Profit per equity partner at New York giant hits $5.58m in 2023 in 27th consecutive year of profit growth

Gibson Dunn chair and managing partner Barbara Becker Image courtesy of Gibson Dunn

Gibson Dunn has pushed past the $3bn revenue milestone after growing turnover 12.3% in 2023 to $3.07bn against a 13.4% rise in profits per equity partner (PEP) to $5.58m.  

A strong performance across transactions, litigation and regulatory and investigations propelled the New York-headquartered firm to its 28th consecutive year of revenue growth.  

The rise in PEP was helped by a 7.9% decrease in equity partners, even as overall lawyer headcount grew by nearly 9% to 1,835 and the nonequity tier grew by 44% to 160 partners.  

Gibson Dunn’s chair and managing partner Barbara Becker described 2023 as a year of “monumental deals” in the firm’s annual report, pointing to investment in key practice areas including appellate, AI, capital markets, funds, finance, M&A, privacy and cybersecurity, and private equity, as well as the fintech and digital assets practice the firm launched in 2022.  

Over the course of the year Gibson Dunn added 115 lateral associates and of counsel – down on the 220 it hired the year before. It also added 29 lateral partners, including projects duo Ben Shorten and Trinh Chubbock in London from Shearman & Sterling and Darko Adamovic in Paris, who joined at the helm of a nine-lawyer energy and infrastructure team from Linklaters.  

The firm continued its expansion in the Middle East with the hire of a seven-partner team led by Megren Al-Shaalan in November to open an office in Riyadh, Saudi Arabia, having hired a trio of partners from Shearman to open in Abu Dhabi at the start of the year. Gibson Dunn now has 45 lawyers across the Middle East, where it also has an office in Dubai.  

At the start of the year the firm promoted 32 lawyers to partner in the US and another five across its offices in Europe and the Middle East.
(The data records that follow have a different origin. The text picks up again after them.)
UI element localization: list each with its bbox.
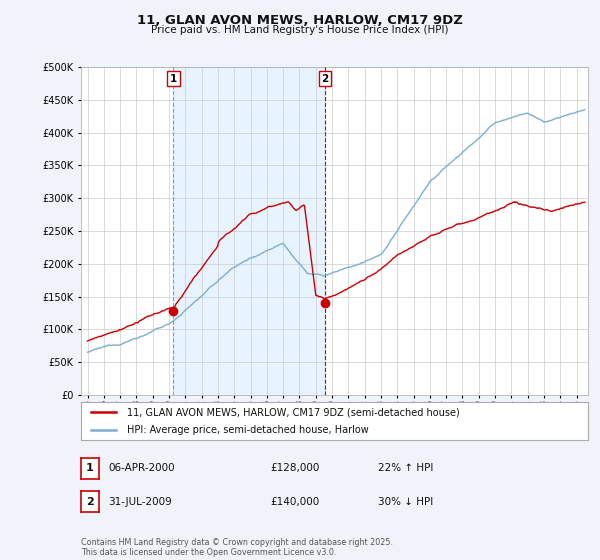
Text: 2: 2 bbox=[86, 497, 94, 507]
Bar bbox=[173, 67, 325, 395]
Text: 1: 1 bbox=[86, 463, 94, 473]
Text: Contains HM Land Registry data © Crown copyright and database right 2025.
This d: Contains HM Land Registry data © Crown c… bbox=[81, 538, 393, 557]
Text: 22% ↑ HPI: 22% ↑ HPI bbox=[378, 463, 433, 473]
Text: £128,000: £128,000 bbox=[270, 463, 319, 473]
Text: 11, GLAN AVON MEWS, HARLOW, CM17 9DZ (semi-detached house): 11, GLAN AVON MEWS, HARLOW, CM17 9DZ (se… bbox=[127, 407, 460, 417]
Text: Price paid vs. HM Land Registry's House Price Index (HPI): Price paid vs. HM Land Registry's House … bbox=[151, 25, 449, 35]
Text: 31-JUL-2009: 31-JUL-2009 bbox=[108, 497, 172, 507]
Text: 2: 2 bbox=[322, 74, 329, 84]
Text: £140,000: £140,000 bbox=[270, 497, 319, 507]
Text: 30% ↓ HPI: 30% ↓ HPI bbox=[378, 497, 433, 507]
Text: 11, GLAN AVON MEWS, HARLOW, CM17 9DZ: 11, GLAN AVON MEWS, HARLOW, CM17 9DZ bbox=[137, 14, 463, 27]
Text: HPI: Average price, semi-detached house, Harlow: HPI: Average price, semi-detached house,… bbox=[127, 425, 368, 435]
Text: 06-APR-2000: 06-APR-2000 bbox=[108, 463, 175, 473]
Text: 1: 1 bbox=[170, 74, 177, 84]
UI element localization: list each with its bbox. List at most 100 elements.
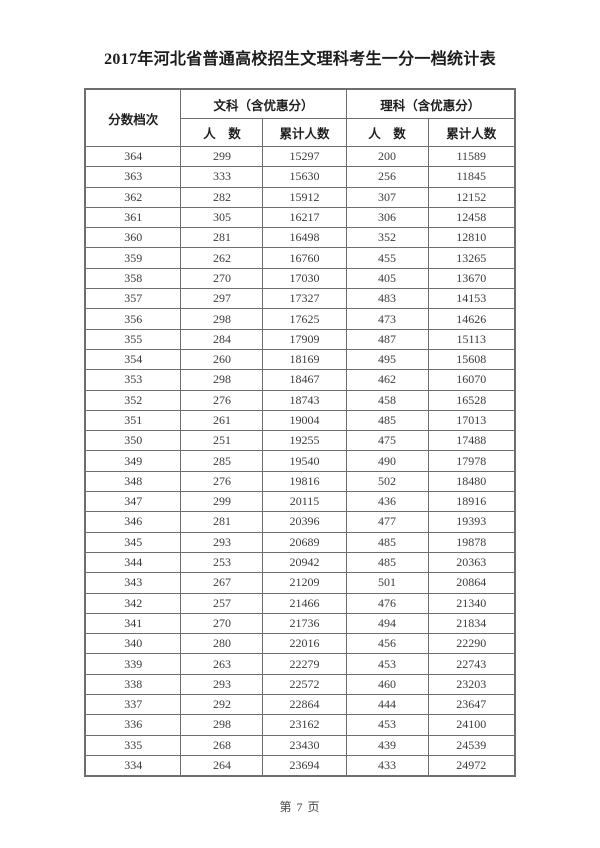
science-cumulative-cell: 13670 bbox=[427, 267, 516, 290]
liberal-cumulative-cell: 22864 bbox=[262, 694, 347, 716]
science-count-cell: 455 bbox=[345, 247, 429, 269]
header-score-tier: 分数档次 bbox=[84, 88, 182, 147]
score-distribution-table: 分数档次 文科（含优惠分） 理科（含优惠分） 人 数 累计人数 人 数 累计人数… bbox=[83, 88, 517, 778]
liberal-cumulative-cell: 17625 bbox=[262, 308, 347, 330]
science-count-cell: 460 bbox=[345, 673, 429, 696]
liberal-count-cell: 262 bbox=[180, 247, 264, 269]
score-tier-cell: 351 bbox=[84, 409, 182, 432]
liberal-count-cell: 285 bbox=[180, 450, 264, 472]
liberal-count-cell: 251 bbox=[180, 430, 264, 452]
science-cumulative-cell: 12458 bbox=[427, 206, 516, 229]
table-row: 351 261 19004 485 17013 bbox=[84, 409, 516, 432]
science-cumulative-cell: 17013 bbox=[427, 409, 516, 432]
science-cumulative-cell: 14626 bbox=[427, 308, 516, 330]
table-row: 347 299 20115 436 18916 bbox=[84, 491, 516, 513]
liberal-count-cell: 267 bbox=[180, 572, 264, 594]
liberal-count-cell: 298 bbox=[180, 369, 264, 391]
liberal-count-cell: 305 bbox=[180, 206, 264, 229]
liberal-count-cell: 270 bbox=[180, 267, 264, 290]
table-row: 356 298 17625 473 14626 bbox=[84, 308, 516, 330]
science-cumulative-cell: 23203 bbox=[427, 673, 516, 696]
science-cumulative-cell: 24100 bbox=[427, 714, 516, 736]
science-count-cell: 476 bbox=[345, 592, 429, 614]
science-cumulative-cell: 16528 bbox=[427, 389, 516, 411]
score-tier-cell: 352 bbox=[84, 389, 182, 411]
liberal-cumulative-cell: 16760 bbox=[262, 247, 347, 269]
score-tier-cell: 363 bbox=[84, 166, 182, 188]
liberal-count-cell: 299 bbox=[180, 491, 264, 513]
liberal-cumulative-cell: 22279 bbox=[262, 653, 347, 675]
science-cumulative-cell: 21340 bbox=[427, 592, 516, 614]
science-count-cell: 485 bbox=[345, 409, 429, 432]
science-count-cell: 485 bbox=[345, 551, 429, 574]
science-cumulative-cell: 17978 bbox=[427, 450, 516, 472]
score-tier-cell: 348 bbox=[84, 470, 182, 493]
table-row: 343 267 21209 501 20864 bbox=[84, 572, 516, 594]
score-tier-cell: 346 bbox=[84, 511, 182, 533]
score-tier-cell: 364 bbox=[84, 145, 182, 168]
liberal-cumulative-cell: 23694 bbox=[262, 754, 347, 777]
science-count-cell: 495 bbox=[345, 348, 429, 371]
table-row: 357 297 17327 483 14153 bbox=[84, 288, 516, 310]
science-count-cell: 436 bbox=[345, 491, 429, 513]
science-cumulative-cell: 15608 bbox=[427, 348, 516, 371]
liberal-cumulative-cell: 20396 bbox=[262, 511, 347, 533]
liberal-cumulative-cell: 22016 bbox=[262, 633, 347, 655]
page-number: 第 7 页 bbox=[279, 800, 321, 815]
science-cumulative-cell: 19878 bbox=[427, 531, 516, 553]
liberal-cumulative-cell: 19816 bbox=[262, 470, 347, 493]
liberal-count-cell: 333 bbox=[180, 166, 264, 188]
score-tier-cell: 340 bbox=[84, 633, 182, 655]
score-tier-cell: 361 bbox=[84, 206, 182, 229]
science-count-cell: 490 bbox=[345, 450, 429, 472]
score-tier-cell: 341 bbox=[84, 612, 182, 635]
science-cumulative-cell: 22290 bbox=[427, 633, 516, 655]
liberal-cumulative-cell: 21466 bbox=[262, 592, 347, 614]
liberal-cumulative-cell: 17327 bbox=[262, 288, 347, 310]
science-count-cell: 439 bbox=[345, 734, 429, 756]
table-row: 354 260 18169 495 15608 bbox=[84, 348, 516, 371]
liberal-cumulative-cell: 20115 bbox=[262, 491, 347, 513]
science-cumulative-cell: 11589 bbox=[427, 145, 516, 168]
science-count-cell: 256 bbox=[345, 166, 429, 188]
score-tier-cell: 339 bbox=[84, 653, 182, 675]
science-cumulative-cell: 20363 bbox=[427, 551, 516, 574]
liberal-cumulative-cell: 19540 bbox=[262, 450, 347, 472]
science-cumulative-cell: 14153 bbox=[427, 288, 516, 310]
science-cumulative-cell: 12152 bbox=[427, 186, 516, 208]
liberal-count-cell: 261 bbox=[180, 409, 264, 432]
liberal-cumulative-cell: 17909 bbox=[262, 328, 347, 350]
science-count-cell: 458 bbox=[345, 389, 429, 411]
science-count-cell: 306 bbox=[345, 206, 429, 229]
science-count-cell: 456 bbox=[345, 633, 429, 655]
table-row: 362 282 15912 307 12152 bbox=[84, 186, 516, 208]
science-cumulative-cell: 23647 bbox=[427, 694, 516, 716]
liberal-count-cell: 281 bbox=[180, 227, 264, 249]
score-tier-cell: 335 bbox=[84, 734, 182, 756]
science-count-cell: 485 bbox=[345, 531, 429, 553]
liberal-cumulative-cell: 15297 bbox=[262, 145, 347, 168]
science-count-cell: 453 bbox=[345, 653, 429, 675]
liberal-cumulative-cell: 22572 bbox=[262, 673, 347, 696]
science-count-cell: 444 bbox=[345, 694, 429, 716]
liberal-cumulative-cell: 15912 bbox=[262, 186, 347, 208]
header-liberal-cumulative: 累计人数 bbox=[262, 118, 347, 147]
table-row: 364 299 15297 200 11589 bbox=[84, 145, 516, 168]
liberal-count-cell: 264 bbox=[180, 754, 264, 777]
table-row: 363 333 15630 256 11845 bbox=[84, 166, 516, 188]
science-cumulative-cell: 12810 bbox=[427, 227, 516, 249]
table-row: 345 293 20689 485 19878 bbox=[84, 531, 516, 553]
score-tier-cell: 344 bbox=[84, 551, 182, 574]
liberal-count-cell: 276 bbox=[180, 470, 264, 493]
liberal-count-cell: 292 bbox=[180, 694, 264, 716]
science-cumulative-cell: 24539 bbox=[427, 734, 516, 756]
score-tier-cell: 337 bbox=[84, 694, 182, 716]
table-header: 分数档次 文科（含优惠分） 理科（含优惠分） 人 数 累计人数 人 数 累计人数 bbox=[84, 88, 516, 147]
liberal-cumulative-cell: 16217 bbox=[262, 206, 347, 229]
liberal-count-cell: 268 bbox=[180, 734, 264, 756]
table-row: 335 268 23430 439 24539 bbox=[84, 734, 516, 756]
science-cumulative-cell: 20864 bbox=[427, 572, 516, 594]
table-row: 346 281 20396 477 19393 bbox=[84, 511, 516, 533]
science-count-cell: 477 bbox=[345, 511, 429, 533]
table-row: 348 276 19816 502 18480 bbox=[84, 470, 516, 493]
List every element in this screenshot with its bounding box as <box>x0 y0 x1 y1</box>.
The cohort included 16 women – 43% of the total, in line with 2022’s 44%.  

Standout work for the firm’s litigation team in 2023 included securing two victories for clients in the US Supreme Court: one for Slack in a first-of-its-kind case addressing the right to sue under Section 11 of the Securities Act of 1933, and another for Meta in a pair of watershed cases concerning the scope of free speech online.

On the transactions side, the firm closed one of the largest tech deals in history with VMware’s sale to Broadcom and announced one of the largest deals of the year, representing Pioneer in its sale to ExxonMobil.